Em Nova Iorque e Londres, mas sobretudo em Milão e Paris, vimos o engenho e a criatividade serem postos ao serviço de um setor que quer prosseguir a todo o custo. O poder do livestreaming não anulou a magia das locations. Foram montados cenários e escolhidas paisagens soberbas — do rooftop de Manhattan ao palácio renascentista italiano, passando pelo encantador bosque inglês.
Em Lisboa, moda e cidade compõem agora um postal único. Depois da Linha d’Água e do Jardim Amália Rodrigues, esperam-se desfiles na Estufa Fria, no miradouro do parque e no Jardim Carlos Lopes, já bem mais perto do quartel-general, onde centenas de pessoas (ainda que o número também tenha sido reduzido) trabalham para que o evento seja possível. Algumas permaneceram incrédulas até às vésperas, a achar que pôr a fashion week de pé não seria possível em condições tão adversas, outras respiram de alívio com um teste negativo na mão.
Outrora lotado por um caos cheio de vida, os bastidores da ModaLisboa parecem agora laborar sob uma dormência imposta. Organização máxima, espaço a triplicar e distância, a palavra que se tornou tão corrente como os verbos vestir, correr, pentear e maquilhar. “Parece que não está a acontecer aqui nada”, ouve-se numa conversa de ocasião. “Não vai haver aquela adrenalina”, escuta-se mais à frente. Há poucas exceções ao uso obrigatório de máscara, litros e litros de desinfetante à disposição e uma já natural hesitação no toque. Por muito multissensorial que a moda seja, por enquanto, terá de se habituar a isto.

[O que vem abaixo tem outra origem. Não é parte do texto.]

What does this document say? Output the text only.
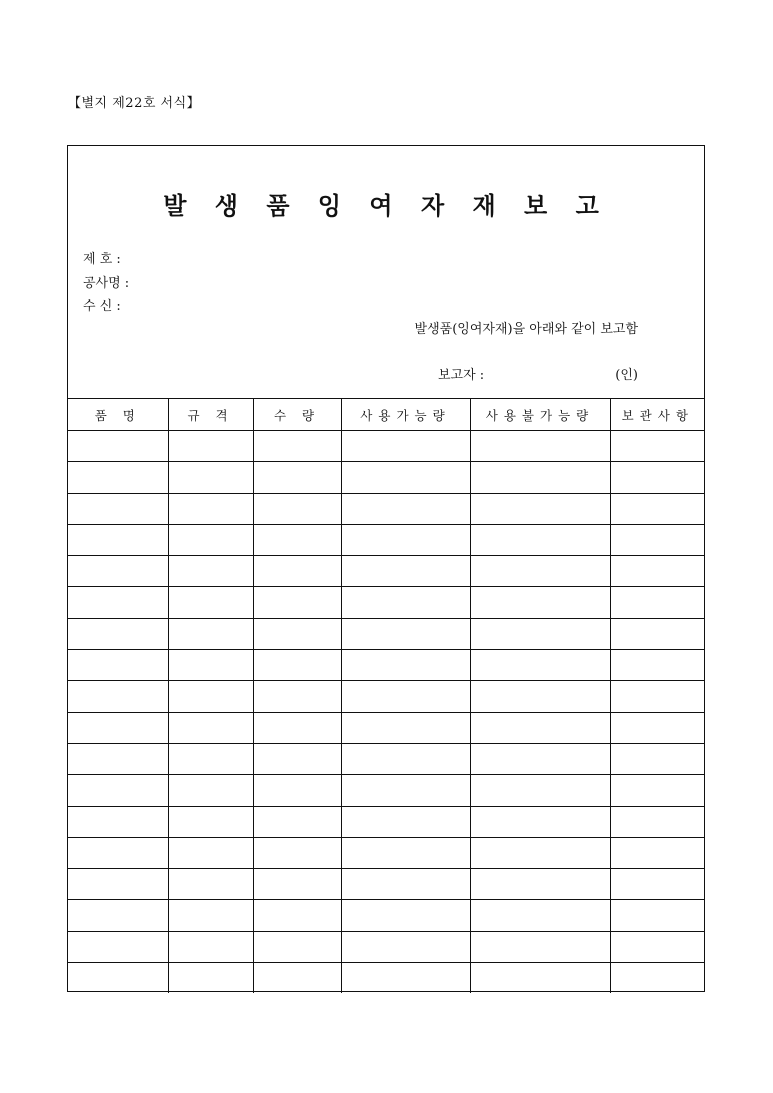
【별지 제22호 서식】
발 생 품 잉 여 자 재 보 고
제 호 :
공사명 :
수 신 :
발생품(잉여자재)을 아래와 같이 보고함
보고자 :	(인)
품 명	규 격	수 량	사용가능량	사용불가능량	보관사항
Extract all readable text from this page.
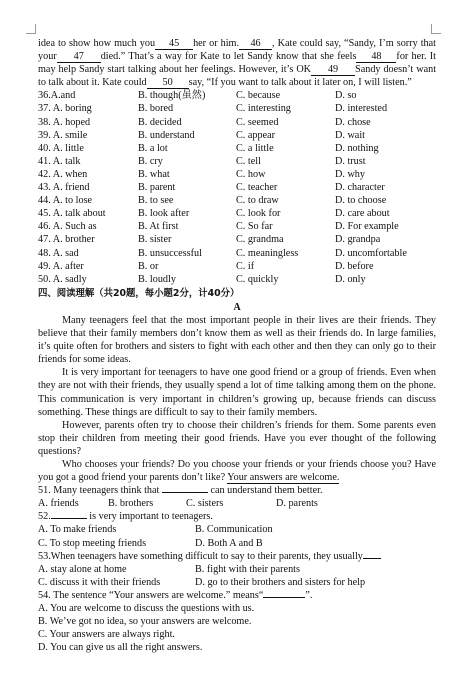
idea to show how much you 45 her or him. 46 , Kate could say, “Sandy, I’m sorry that your 47 died.” That’s a way for Kate to let Sandy know that she feels 48 for her. It may help Sandy start talking about her feelings. However, it’s OK 49 Sandy doesn’t want to talk about it. Kate could 50 say, “If you want to talk about it later on, I will listen.”

36.A.and	B. though(虽然)	C. because	D. so
37. A. boring	B. bored	C. interesting	D. interested
38. A. hoped	B. decided	C. seemed	D. chose
39. A. smile	B. understand	C. appear	D. wait
40. A. little	B. a lot	C. a little	D. nothing
41. A. talk	B. cry	C. tell	D. trust
42. A. when	B. what	C. how	D. why
43. A. friend	B. parent	C. teacher	D. character
44. A. to lose	B. to see	C. to draw	D. to choose
45. A. talk about	B. look after	C. look for	D. care about
46. A. Such as	B. At first	C. So far	D. For example
47. A. brother	B. sister	C. grandma	D. grandpa
48. A. sad	B. unsuccessful	C. meaningless	D. uncomfortable
49. A. after	B. or	C. if	D. before
50. A. sadly	B. loudly	C. quickly	D. only
四、阅读理解（共20题，每小题2分，计40分）
A

Many teenagers feel that the most important people in their lives are their friends. They believe that their family members don’t know them as well as their friends do. In large families, it’s quite often for brothers and sisters to fight with each other and then they can only go to their friends for some ideas.

It is very important for teenagers to have one good friend or a group of friends. Even when they are not with their friends, they usually spend a lot of time talking among them on the phone. This communication is very important in children’s growing up, because friends can discuss something. These things are difficult to say to their family members.

However, parents often try to choose their children’s friends for them. Some parents even stop their children from meeting their good friends. Have you ever thought of the following questions?

Who chooses your friends? Do you choose your friends or your friends choose you? Have you got a good friend your parents don’t like? Your answers are welcome.

51. Many teenagers think that	can understand them better.
A. friends	B. brothers	C. sisters	D. parents
52.	is very important to teenagers.
A. To make friends	B. Communication
C. To stop meeting friends	D. Both A and B
53.When teenagers have something difficult to say to their parents, they usually
A. stay alone at home	B. fight with their parents
C. discuss it with their friends	D. go to their brothers and sisters for help
54. The sentence “Your answers are welcome.” means“	”.
A. You are welcome to discuss the questions with us.
B. We’ve got no idea, so your answers are welcome.
C. Your answers are always right.
D. You can give us all the right answers.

O triplo do espaço, zero trocas de roupa e mais de 200 testes
Sem as equipas de produção, de aderecistas, coordenação de bastidores, cabelos e maquilhagem, além dos próprios manequins, a ModaLisboa não é possível. A estrutura, sempre montada longe do olhar do público, mais do que valiosa é essencial, razão pela qual os primeiros esboços para assegurá-la, mesmo no contexto de uma pandemia mundial, surgiram no final de abril. “Na edição passada, já tivemos um pequeno primeiro embate com o vírus. Esta edição requereu um trabalho muito mais cirúrgico”, começa por explicar Inês Bandeira Guimarães, diretora de produção.
Fala dos bastidores como uma das áreas de risco dentro do evento — um espaço invariavelmente fechado, onde diferentes equipas se cruzam e algumas tarefas exigem um contacto físico próximo. Vestir e despir manequins, pentear e maquilhar violam qualquer distância de segurança e, no caso das duas últimas, obrigam mesmo os modelos a tirar a máscara. O desafio de minimizar riscos passou assim por aumentar o espaço.
“Fizemos um trabalho exaustivo no estudo da lotação. Estes bastidores têm o triplo da área habitual — são cerca 1.200 metros quadrados, por onde, numa situação normal, poderiam passar à volta de 3.000 pessoas. Neste caso, não poderá ir além das 350”, explica Inês, que também foi uma das responsáveis pela produção da Feira do Livro.
Dentro do Pavilhão Carlos Lopes, o espaço agora ocupado pelos gabinetes — salas reservadas aos designers e às suas coleções –, mas também pelo catering é o mesmo que, durante várias edições, albergou a sala de desfiles e ainda todo o aparelho de bastidores. Um espaço amplo e imenso, um tanto ou quanto inóspito, planeado para possibilitar distância. “Não se esqueçam das luvas”, exclama uma das assistentes de coordenação. O alerta é dirigido à equipa de aderecistas, profissionais cuja única tarefa é ajudar os manequins a vestir e a despir a roupa do desfile.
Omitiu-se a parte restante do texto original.